The Welder
The Welder

Reputation: 1072

Operator overloading problems

I have the friends in a class definition obviously and to make it clearer, have removed the implementation code etc...

class Ref
{
    public:
        Ref(char* s, size_t l) : _s(s), _l(l) {}
    private:
        char* _s;
        size_t _l;
};

class foo
{
    public:
        friend stringstream& operator>>(std::stringstream& s, uint8_t& v) { return s; }
        friend stringstream& operator>>(std::stringstream& s, const Ref& r) { return s; }
    private:
        std::stringstream ss;
        void example(void)
        {
            char b[256];
            Ref r(b, sizeof(b));
            uint8_t i;

            ss >> i >> r;    <------ Why do I get an error here?
            ss >> r >> i;    <------ But this one seems to compile fine.
        }
};

Upvotes: 0

Views: 209

Answers (2)

Mike Seymour
Mike Seymour

Reputation: 254751

ss >> i >> r;   <-------  why do I get an error here?

You forgot to tell us what the error is, or to post the actual code that gives you the error. When I fix the obvious errors in the posted code, I get:

cannot bind ‘std::basic_istream<char>’ lvalue to ‘std::basic_istream<char>&&’

The first problem is that ss >> i won't call your overload; you can't overload the streaming operators for built-in types like uint8_t. So this will call the overload defined by the standard library, which returns a reference to istream, not stringstream.

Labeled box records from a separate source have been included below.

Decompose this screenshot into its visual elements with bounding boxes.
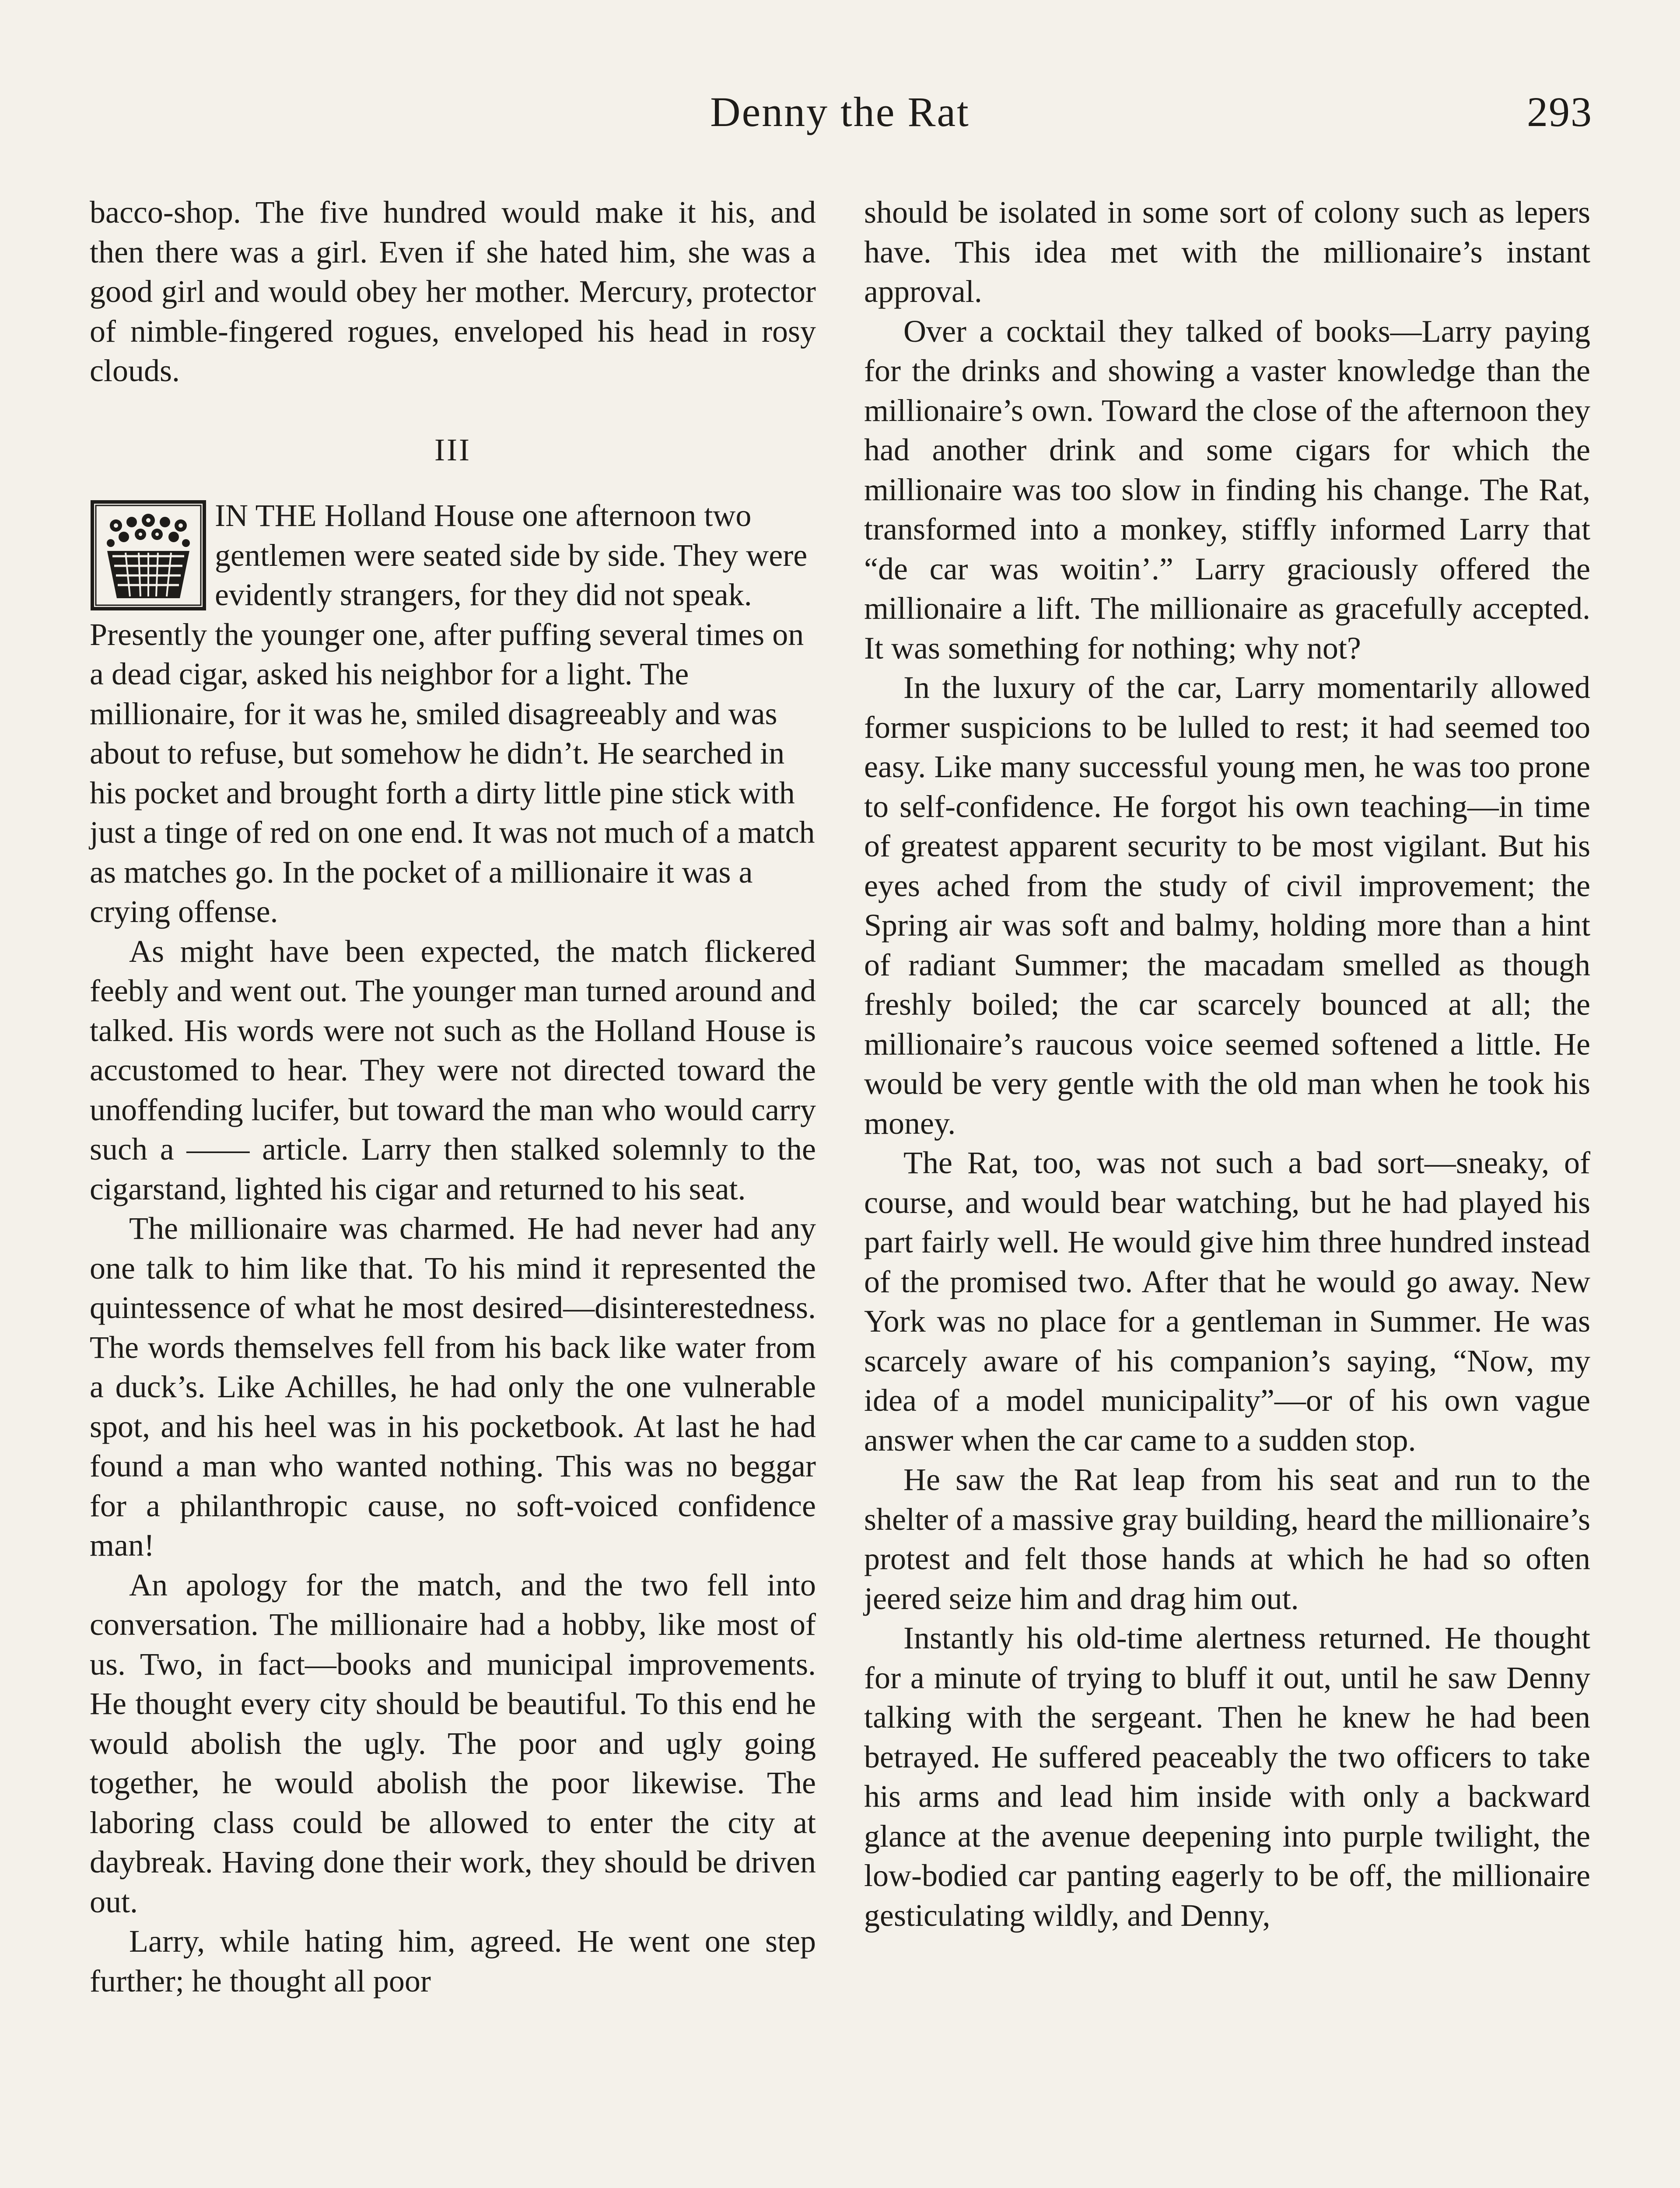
page-number: 293 bbox=[1527, 88, 1592, 135]
ornamental-basket-icon bbox=[90, 499, 207, 611]
running-title: Denny the Rat bbox=[710, 88, 970, 135]
paragraph: should be isolated in some sort of colony such as lepers have. This idea met with the millionaire’s instant approval. bbox=[864, 195, 1590, 309]
section-heading: III bbox=[434, 432, 471, 467]
paragraph: As might have been expected, the match flickered feebly and went out. The younger man turned around and talked. His words were not such as the Holland House is accustomed to hear. They were not directed toward the unoffending lucifer, but toward the man who would carry such a —— article. Larry then stalked solemnly to the cigarstand, lighted his cigar and returned to his seat. bbox=[90, 933, 816, 1206]
page-header bbox=[88, 88, 1592, 144]
paragraph: Instantly his old-time alertness returned. He thought for a minute of trying to bluff it out, until he saw Denny talking with the sergeant. Then he knew he had been betrayed. He suffered peaceably the two officers to take his arms and lead him inside with only a backward glance at the avenue deepening into purple twilight, the low-bodied car panting eagerly to be off, the millionaire gesticulating wildly, and Denny, bbox=[864, 1620, 1590, 1933]
paragraph: The millionaire was charmed. He had never had any one talk to him like that. To his mind it represented the quintessence of what he most desired—disinterestedness. The words themselves fell from his back like water from a duck’s. Like Achilles, he had only the one vulnerable spot, and his heel was in his pocketbook. At last he had found a man who wanted nothing. This was no beggar for a philanthropic cause, no soft-voiced confidence man! bbox=[90, 1211, 816, 1563]
paragraph: The Rat, too, was not such a bad sort—sneaky, of course, and would bear watching, but he had played his part fairly well. He would give him three hundred instead of the promised two. After that he would go away. New York was no place for a gentleman in Summer. He was scarcely aware of his companion’s saying, “Now, my idea of a model municipality”—or of his own vague answer when the car came to a sudden stop. bbox=[864, 1145, 1590, 1458]
paragraph: Over a cocktail they talked of books—Larry paying for the drinks and showing a vaster knowledge than the millionaire’s own. Toward the close of the afternoon they had another drink and some cigars for which the millionaire was too slow in finding his change. The Rat, transformed into a monkey, stiffly informed Larry that “de car was woitin’.” Larry graciously offered the millionaire a lift. The millionaire as gracefully accepted. It was something for nothing; why not? bbox=[864, 313, 1590, 666]
paragraph: bacco-shop. The five hundred would make it his, and then there was a girl. Even if she hated him, she was a good girl and would obey her mother. Mercury, protector of nimble-fingered rogues, enveloped his head in rosy clouds. bbox=[90, 195, 816, 388]
paragraph: Larry, while hating him, agreed. He went one step further; he thought all poor bbox=[90, 1924, 816, 1999]
paragraph: In the luxury of the car, Larry momentarily allowed former suspicions to be lulled to rest; it had seemed too easy. Like many successful young men, he was too prone to self-confidence. He forgot his own teaching—in time of greatest apparent security to be most vigilant. But his eyes ached from the study of civil improvement; the Spring air was soft and balmy, holding more than a hint of radiant Summer; the macadam smelled as though freshly boiled; the car scarcely bounced at all; the millionaire’s raucous voice seemed softened a little. He would be very gentle with the old man when he took his money. bbox=[864, 670, 1590, 1141]
paragraph-text: IN THE Holland House one afternoon two gentlemen were seated side by side. They were evidently strangers, for they did not speak. Presently the younger one, after puffing several times on a dead cigar, asked his neighbor for a light. The millionaire, for it was he, smiled disagreeably and was about to refuse, but somehow he didn’t. He searched in his pocket and brought forth a dirty little pine stick with just a tinge of red on one end. It was not much of a match as matches go. In the pocket of a millionaire it was a crying offense. bbox=[90, 498, 815, 929]
paragraph: He saw the Rat leap from his seat and run to the shelter of a massive gray building, heard the millionaire’s protest and felt those hands at which he had so often jeered seize him and drag him out. bbox=[864, 1462, 1590, 1616]
paragraph: An apology for the match, and the two fell into conversation. The millionaire had a hobby, like most of us. Two, in fact—books and municipal improvements. He thought every city should be beautiful. To this end he would abolish the ugly. The poor and ugly going together, he would abolish the poor likewise. The laboring class could be allowed to enter the city at daybreak. Having done their work, they should be driven out. bbox=[90, 1567, 816, 1919]
left-column bbox=[90, 193, 816, 2001]
right-column bbox=[864, 193, 1590, 1935]
paragraph-with-dropcap bbox=[90, 496, 816, 932]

Your operator expects a reference to stringstream, so the second operator will fail.

You should follow the convention and work with a generic ostream rather than a specific stringstream:

friend std::istream& operator>>(std::istream& s, const Ref& r) { return s; }

If you actually want the operator to do anything useful, then you'll need to remove the const from the second argument.

Upvotes: 1

James Kanze
James Kanze

Reputation: 154047

Why are you overloading on std::stringstream? You should always be overloading on std::istream or std::ostream (depending on the direction). It's exceedingly rare that std::stringstream would even be used (std::istringstream or std::ostringstream would usually be more appropriate), and even if they were, operator>> will normally return a std::istream&, not a std::stringstream&.

EDIT:

With regards to why one seemed to work:

ss >> r >> i;

is

operator>>( operator>>( ss, r ), i );

You have defined an operator>> which takes a stringstream& and Ref const&, so the inner call is valid. And your operator>> returns a stringstream&, which isA std::istream, so the function operator>>( std::istream&, unsigned char ) can be called. Where as:

ss >> i >> r;

is

operator>>( operator>>( ss, i ), r );

The inner call returns an std::istream&, and there is no overloaded operator>> for std::istream&, Ref const&.

As stated above: overloaded >> should always take std::istream& as there first argument, and return an std::istream&.